Conclusions en avril 2019
La Genève internationale dispose d’un écosystème qui s’y prête particulièrement. Avec le Haut-Commissariat des Nations unies pour les réfugiés et l’Organisation internationale pour les migrations en son sein, Genève est bien placée pour traiter des problèmes découlant du big data et de la protection des migrants et réfugiés.
L’Organisation mondiale du commerce et la Conférence des Nations unies sur le commerce et le développement sont bien outillées pour développer un cadre commun en matière de commerce électronique.
L’Union internationale des télécommunications est naturellement très concernée par la gouvernance d’internet.
La Commission économique des Nations unies pour l’Europe, installée au Palais des Nations, fait office de pionnière, prenant à bras-le-corps la régulation relative aux voitures autonomes. «C’est à Genève que la technologie rencontre l’humanité», précise Jovan Kurbalija, codirecteur exécutif du groupe de haut niveau dont le mandat s’étend sur neuf mois et qui livrera ses recommandations en avril 2019.

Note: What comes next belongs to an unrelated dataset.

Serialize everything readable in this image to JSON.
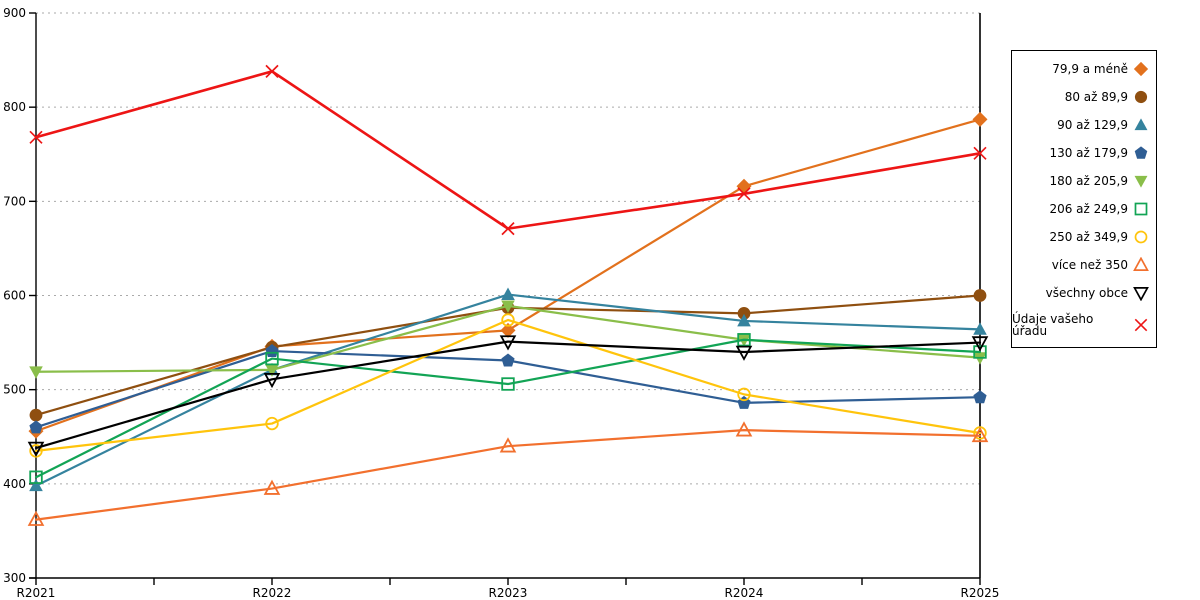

Quant à Melinda Gates, elle en est convaincue: «La technologie n’est ni bonne ni mauvaise. Ce n’est qu’un outil qui demeure très puissant» et qui devrait être accessible à tous, y compris aux plus pauvres et aux plus vulnérables. «L’objectif du groupe de haut niveau est, conclut-elle, de faciliter cette autonomisation à l’échelle mondiale.»